I thank God very much because my mother, despite all of the difficulties she passed, she didn’t give up. She worked. So then, we saw this. Sometimes we arrive at a home where the mother and father are unemployed, they don’t have anything to eat… and so what? Are you going to cross your arms, are you going to remain idle? I also already passed this situation: to not have anything to eat at home. But I ran after something, I knocked on the neighbor’s door… we can’t let suffering and poverty be impediments in our lives.
Andréia’s Dreams
I want to have children, I want to have a family, but I want to study first. My dream is to have my own home and I really want to study. In reality I wanted—no, I want to study psychology. I also want my own home, I plan to have kids, to get married, all of this I want. But, I want to be a psychologist. I have this in my head. I am going to fight for this and I am going to achieve it. I feel like I have to work in this area: psychology, or work in the area of social sciences. I am not going to give up, no way! Education, I don’t know, for me is a victory. Through studying you are going to acquire experiences. These days, people have to have this conscience that you need to study; you have to really go after it. I believe that when you want something, you have to fight for it. Barriers exist, yes, obstacles exist, but you have to fight, you have to believe in yourself and that you are going to make it. I think things become more difficult when people give up. So then, believe in your dreams, fight for them and you will achieve them.
« end »
Please feel free to comment on Andréia’s story.
Footnotes:
(1) “Colegio interno,” or boarding school.
(2) Andréia uses the word “vila” to refer to a favela, or a neighborhood community within a favela.
(3) In Brazil, a “diarista” refers to a person who works on a per day basis.
(4) Copasa is the local water company in Belo Horizonte.
(5) Lourdes is one of Belo Horizonte’s wealthiest neighborhoods.
(6) Andréia’s phrase, “people from the asphalt,” refers to people from outside the favela.

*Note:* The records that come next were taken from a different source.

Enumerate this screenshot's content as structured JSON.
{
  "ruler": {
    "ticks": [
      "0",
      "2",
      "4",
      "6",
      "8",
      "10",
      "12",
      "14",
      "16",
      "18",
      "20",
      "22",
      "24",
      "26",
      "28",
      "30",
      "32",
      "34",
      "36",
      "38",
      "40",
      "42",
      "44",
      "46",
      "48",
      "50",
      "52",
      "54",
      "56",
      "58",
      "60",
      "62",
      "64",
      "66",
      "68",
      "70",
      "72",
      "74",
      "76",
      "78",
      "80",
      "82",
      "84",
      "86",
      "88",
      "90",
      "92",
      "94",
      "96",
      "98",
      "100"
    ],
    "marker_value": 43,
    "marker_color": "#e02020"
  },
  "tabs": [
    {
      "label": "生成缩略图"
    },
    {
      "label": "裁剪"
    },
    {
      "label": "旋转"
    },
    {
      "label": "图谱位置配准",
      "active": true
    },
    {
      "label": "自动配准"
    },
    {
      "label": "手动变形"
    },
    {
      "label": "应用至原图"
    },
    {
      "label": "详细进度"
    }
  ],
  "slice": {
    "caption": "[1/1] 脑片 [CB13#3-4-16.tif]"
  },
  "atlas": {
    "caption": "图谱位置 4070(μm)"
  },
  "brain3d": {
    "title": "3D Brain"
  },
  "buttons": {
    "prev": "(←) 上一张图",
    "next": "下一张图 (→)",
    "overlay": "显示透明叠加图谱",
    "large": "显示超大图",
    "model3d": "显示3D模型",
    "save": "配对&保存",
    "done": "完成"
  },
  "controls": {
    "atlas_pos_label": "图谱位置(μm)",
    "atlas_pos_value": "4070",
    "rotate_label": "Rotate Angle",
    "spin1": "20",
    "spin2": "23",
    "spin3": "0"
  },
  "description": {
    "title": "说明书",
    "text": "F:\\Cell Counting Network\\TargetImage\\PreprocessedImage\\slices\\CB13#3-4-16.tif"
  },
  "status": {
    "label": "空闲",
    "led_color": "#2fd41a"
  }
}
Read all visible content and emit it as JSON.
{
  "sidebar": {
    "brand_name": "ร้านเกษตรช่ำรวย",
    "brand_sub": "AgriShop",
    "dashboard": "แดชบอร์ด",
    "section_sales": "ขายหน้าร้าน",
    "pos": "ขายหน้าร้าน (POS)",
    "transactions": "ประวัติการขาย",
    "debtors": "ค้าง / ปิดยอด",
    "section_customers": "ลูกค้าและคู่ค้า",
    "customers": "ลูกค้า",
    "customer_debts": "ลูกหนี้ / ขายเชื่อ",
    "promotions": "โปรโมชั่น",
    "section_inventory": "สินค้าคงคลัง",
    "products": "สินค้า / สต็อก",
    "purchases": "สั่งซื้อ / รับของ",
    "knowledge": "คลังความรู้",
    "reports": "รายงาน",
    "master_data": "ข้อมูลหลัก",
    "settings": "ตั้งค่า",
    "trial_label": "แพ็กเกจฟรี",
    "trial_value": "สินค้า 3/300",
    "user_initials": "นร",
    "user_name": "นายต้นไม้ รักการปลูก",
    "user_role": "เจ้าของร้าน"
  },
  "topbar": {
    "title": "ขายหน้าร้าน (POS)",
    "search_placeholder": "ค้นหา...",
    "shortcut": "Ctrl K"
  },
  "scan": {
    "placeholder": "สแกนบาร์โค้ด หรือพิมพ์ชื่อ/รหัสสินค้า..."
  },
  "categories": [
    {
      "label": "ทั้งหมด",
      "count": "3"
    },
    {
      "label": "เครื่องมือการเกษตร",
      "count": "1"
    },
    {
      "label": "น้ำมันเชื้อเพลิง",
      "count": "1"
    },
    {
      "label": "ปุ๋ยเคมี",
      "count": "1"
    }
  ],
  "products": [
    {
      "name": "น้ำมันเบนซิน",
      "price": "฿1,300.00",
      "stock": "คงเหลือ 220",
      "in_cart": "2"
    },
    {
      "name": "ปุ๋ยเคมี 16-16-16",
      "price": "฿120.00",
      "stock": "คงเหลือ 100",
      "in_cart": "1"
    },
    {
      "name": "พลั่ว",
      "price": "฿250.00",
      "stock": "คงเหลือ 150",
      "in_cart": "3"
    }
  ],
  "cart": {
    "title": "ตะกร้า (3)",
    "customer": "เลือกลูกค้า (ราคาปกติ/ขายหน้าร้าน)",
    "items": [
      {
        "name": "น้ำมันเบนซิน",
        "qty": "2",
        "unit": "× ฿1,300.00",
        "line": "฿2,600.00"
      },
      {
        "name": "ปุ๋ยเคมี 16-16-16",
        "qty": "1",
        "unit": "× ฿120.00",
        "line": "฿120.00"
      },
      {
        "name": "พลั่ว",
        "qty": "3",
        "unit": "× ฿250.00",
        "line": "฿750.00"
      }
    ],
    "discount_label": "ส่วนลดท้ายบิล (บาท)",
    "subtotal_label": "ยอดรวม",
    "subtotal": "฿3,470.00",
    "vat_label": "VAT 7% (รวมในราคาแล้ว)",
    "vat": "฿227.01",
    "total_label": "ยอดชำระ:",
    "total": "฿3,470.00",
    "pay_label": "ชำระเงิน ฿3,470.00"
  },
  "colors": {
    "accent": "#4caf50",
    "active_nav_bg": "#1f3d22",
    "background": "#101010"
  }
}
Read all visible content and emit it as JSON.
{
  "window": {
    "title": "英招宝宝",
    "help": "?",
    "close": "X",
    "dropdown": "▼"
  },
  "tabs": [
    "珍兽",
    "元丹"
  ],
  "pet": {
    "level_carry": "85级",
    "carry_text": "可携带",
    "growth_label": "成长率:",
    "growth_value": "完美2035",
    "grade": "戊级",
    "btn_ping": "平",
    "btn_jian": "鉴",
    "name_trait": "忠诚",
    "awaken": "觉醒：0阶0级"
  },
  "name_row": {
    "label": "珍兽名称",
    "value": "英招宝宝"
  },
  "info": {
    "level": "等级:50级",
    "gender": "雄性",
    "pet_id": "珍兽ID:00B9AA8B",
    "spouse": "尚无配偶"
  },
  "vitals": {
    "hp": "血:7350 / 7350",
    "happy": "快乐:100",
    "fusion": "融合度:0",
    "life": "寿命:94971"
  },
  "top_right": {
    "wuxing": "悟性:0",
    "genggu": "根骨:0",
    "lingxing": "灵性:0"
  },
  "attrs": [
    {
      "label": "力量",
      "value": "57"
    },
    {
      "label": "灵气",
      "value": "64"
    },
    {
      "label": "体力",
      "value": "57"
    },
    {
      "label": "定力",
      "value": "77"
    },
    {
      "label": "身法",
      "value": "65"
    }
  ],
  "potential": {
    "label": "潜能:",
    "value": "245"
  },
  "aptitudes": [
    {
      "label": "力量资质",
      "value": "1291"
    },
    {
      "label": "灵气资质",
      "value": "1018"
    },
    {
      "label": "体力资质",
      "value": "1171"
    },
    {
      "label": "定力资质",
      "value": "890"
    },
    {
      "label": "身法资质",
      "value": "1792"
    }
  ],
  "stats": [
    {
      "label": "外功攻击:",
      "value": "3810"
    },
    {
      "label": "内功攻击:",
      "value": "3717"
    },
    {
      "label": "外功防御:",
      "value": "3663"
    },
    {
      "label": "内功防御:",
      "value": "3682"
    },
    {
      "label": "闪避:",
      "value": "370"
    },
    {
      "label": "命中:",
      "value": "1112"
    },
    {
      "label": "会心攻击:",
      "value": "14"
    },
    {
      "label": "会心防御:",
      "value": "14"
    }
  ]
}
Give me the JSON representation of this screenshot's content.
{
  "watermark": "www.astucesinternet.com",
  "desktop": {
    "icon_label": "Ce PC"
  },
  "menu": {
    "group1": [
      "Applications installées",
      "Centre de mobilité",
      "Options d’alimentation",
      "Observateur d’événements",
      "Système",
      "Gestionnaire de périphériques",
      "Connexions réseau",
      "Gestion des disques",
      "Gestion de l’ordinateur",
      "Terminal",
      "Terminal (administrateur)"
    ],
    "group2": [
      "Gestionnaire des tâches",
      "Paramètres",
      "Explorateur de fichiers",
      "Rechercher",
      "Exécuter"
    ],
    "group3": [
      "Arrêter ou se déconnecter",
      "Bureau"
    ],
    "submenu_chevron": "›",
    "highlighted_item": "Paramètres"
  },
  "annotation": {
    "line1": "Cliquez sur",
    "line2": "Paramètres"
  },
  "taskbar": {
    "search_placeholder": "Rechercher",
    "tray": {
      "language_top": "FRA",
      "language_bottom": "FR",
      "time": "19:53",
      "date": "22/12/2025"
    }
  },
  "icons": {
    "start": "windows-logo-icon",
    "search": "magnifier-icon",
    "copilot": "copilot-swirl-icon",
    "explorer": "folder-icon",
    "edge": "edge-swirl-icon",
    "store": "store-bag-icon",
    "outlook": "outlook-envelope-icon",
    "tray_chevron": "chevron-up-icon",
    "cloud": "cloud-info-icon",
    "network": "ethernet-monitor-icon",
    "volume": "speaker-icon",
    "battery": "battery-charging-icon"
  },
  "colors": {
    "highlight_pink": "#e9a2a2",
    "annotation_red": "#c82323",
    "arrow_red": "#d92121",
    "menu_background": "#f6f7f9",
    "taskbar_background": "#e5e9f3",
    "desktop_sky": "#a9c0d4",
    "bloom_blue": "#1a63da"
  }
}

(7) Roughly $1,740 per year based on exchange rates at the time.
(8) INPS, Instituto Nacional de Previdência Social; a retirement deduction similar to social security in the United States.
(9) Commanding drug lord.
(10) Law of the Hillside. Also encompasses “Lei de Silêncio,” or Law of Silence, in which silence sometimes is maintained by witnesses after a homicide, or other crime, has been committed in the favela.
(11) Drug traffickers.
(12) In reference to President Lula.